If I put the host in maintenance mode and try with the CLI I get the error below
esxcli vsan storage remove -u 52317d1d-b65c-d898-307f-d38adf7ec1a3
Unable to remove device: Failed to write partition
In VSAN config the status of the group is showing as attached - the SSD failed (IO errors) and data was rebuilt, there is currently nothing using these disks.
How can I remove the disk to replace it with a new SSD?
Thanks
Alain
Hello Alian,
Likely the Cache-Tier SSD was dropped and came back but in a Read-only state - this can be confirmed from the vmkernel.log, potentially messages relating to NMP failing to read the capacity of the device etc. .
If this is the only Disk-Group on the host then I would suggest placing it in Maintenance Mode (Ensure Accessibility option), rebooting it and seeing if it can then manage the device normally to remove the partitions, if it cannot then I would advise (with the host still in MM) removing and replacing the SSD from the server (or removing via out-of-band-management console/BIOS if possible), following which the leftover references to the Disk-Group (and thus remaining partitions on the Capacity-Tier devices) should be removable via the Flash Client with 'No Action' or via the CLI with the same command you used before but with -m noAction.
Bob
Hello Alian,
Likely the Cache-Tier SSD was dropped and came back but in a Read-only state - this can be confirmed from the vmkernel.log, potentially messages relating to NMP failing to read the capacity of the device etc. .

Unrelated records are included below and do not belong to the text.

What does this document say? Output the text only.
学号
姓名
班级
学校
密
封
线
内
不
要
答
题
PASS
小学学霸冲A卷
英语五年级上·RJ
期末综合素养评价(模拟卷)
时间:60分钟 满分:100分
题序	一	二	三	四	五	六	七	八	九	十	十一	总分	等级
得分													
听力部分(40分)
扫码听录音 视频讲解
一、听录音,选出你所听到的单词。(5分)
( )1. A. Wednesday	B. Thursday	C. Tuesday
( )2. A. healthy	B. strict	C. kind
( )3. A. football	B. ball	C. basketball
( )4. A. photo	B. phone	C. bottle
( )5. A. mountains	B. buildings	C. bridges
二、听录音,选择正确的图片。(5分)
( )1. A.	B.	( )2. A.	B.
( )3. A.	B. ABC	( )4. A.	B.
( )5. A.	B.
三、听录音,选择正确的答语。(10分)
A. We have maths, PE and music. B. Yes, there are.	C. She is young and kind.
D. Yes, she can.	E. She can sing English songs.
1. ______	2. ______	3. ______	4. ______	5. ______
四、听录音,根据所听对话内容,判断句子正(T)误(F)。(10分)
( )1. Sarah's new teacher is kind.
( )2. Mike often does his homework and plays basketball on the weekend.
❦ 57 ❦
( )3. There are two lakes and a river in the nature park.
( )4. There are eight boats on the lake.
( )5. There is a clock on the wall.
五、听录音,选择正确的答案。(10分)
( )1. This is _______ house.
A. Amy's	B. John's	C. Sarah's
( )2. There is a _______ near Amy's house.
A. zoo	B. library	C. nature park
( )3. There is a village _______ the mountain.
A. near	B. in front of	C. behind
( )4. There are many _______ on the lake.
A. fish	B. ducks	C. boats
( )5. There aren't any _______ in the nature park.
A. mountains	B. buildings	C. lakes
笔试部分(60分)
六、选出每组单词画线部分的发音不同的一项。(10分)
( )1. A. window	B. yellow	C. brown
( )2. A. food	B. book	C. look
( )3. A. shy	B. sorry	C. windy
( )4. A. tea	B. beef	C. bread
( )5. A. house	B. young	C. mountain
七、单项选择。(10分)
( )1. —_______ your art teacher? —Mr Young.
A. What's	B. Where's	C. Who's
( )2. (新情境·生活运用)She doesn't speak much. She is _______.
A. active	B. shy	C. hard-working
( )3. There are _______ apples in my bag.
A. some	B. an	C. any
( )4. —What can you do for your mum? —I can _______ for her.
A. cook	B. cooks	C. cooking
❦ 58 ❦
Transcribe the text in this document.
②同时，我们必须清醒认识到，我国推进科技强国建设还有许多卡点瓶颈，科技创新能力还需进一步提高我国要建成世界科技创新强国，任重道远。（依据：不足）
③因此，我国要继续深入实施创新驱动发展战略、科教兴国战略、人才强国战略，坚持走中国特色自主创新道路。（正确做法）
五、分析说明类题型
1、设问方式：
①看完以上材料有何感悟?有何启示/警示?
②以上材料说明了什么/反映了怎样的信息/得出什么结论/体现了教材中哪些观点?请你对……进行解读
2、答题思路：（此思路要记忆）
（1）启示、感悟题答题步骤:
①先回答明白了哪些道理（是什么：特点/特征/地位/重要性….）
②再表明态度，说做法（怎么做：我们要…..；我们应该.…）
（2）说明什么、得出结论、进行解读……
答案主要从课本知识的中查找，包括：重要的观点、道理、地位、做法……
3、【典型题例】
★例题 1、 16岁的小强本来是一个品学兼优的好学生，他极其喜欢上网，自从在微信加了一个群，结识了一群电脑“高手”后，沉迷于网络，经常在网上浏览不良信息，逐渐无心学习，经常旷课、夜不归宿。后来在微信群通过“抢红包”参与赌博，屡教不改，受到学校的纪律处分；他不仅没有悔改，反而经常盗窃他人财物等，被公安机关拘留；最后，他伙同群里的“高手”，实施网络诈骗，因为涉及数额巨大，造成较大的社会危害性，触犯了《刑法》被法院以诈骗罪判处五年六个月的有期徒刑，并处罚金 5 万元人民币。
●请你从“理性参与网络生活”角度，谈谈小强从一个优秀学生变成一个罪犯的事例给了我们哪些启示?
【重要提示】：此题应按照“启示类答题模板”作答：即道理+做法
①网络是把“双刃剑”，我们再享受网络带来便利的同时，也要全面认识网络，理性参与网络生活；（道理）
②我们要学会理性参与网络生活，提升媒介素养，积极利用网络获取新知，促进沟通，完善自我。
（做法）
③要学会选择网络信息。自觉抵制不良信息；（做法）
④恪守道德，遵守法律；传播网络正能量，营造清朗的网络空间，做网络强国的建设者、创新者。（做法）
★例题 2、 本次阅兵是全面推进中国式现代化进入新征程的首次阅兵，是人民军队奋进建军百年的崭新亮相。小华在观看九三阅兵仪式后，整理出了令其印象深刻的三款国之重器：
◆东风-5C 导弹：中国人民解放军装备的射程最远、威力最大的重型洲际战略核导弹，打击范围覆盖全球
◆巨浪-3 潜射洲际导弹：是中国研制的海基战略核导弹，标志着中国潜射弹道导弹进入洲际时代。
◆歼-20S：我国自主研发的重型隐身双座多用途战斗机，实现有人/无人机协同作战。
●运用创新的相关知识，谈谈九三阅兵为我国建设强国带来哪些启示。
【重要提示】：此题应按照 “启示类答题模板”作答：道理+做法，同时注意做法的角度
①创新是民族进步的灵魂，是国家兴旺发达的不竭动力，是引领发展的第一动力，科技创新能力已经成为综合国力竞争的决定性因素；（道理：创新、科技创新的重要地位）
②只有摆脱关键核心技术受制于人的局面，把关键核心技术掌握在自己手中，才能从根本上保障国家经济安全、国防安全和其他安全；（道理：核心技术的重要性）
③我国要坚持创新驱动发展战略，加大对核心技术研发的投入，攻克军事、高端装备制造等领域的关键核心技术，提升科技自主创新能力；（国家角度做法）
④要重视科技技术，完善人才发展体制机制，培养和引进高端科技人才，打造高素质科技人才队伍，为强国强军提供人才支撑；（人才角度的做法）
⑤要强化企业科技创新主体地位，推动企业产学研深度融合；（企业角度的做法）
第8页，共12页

If this is the only Disk-Group on the host then I would suggest placing it in Maintenance Mode (Ensure Accessibility option), rebooting it and seeing if it can then manage the device normally to remove the partitions, if it cannot then I would advise (with the host still in MM) removing and replacing the SSD from the server (or removing via out-of-band-management console/BIOS if possible), following which the leftover references to the Disk-Group (and thus remaining partitions on the Capacity-Tier devices) should be removable via the Flash Client with 'No Action' or via the CLI with the same command you used before but with -m noAction.
Bob
Thanks Bob, it's not the only disk group on the server so assuming that a reboot is still ok with ensure availability MM option? I'll try that first and see if I can remove the group after the reboot completes?
Hello Alain,
Ensure you have a good recent backup before MM with EA option so - some portion of your data is essentially currently configured FTT minus 1 until that host is back, out of MM and delta data resynced.
Bob
Thanks Bob, this worked - shutting down the server and restarting allowed me to remove the disk group.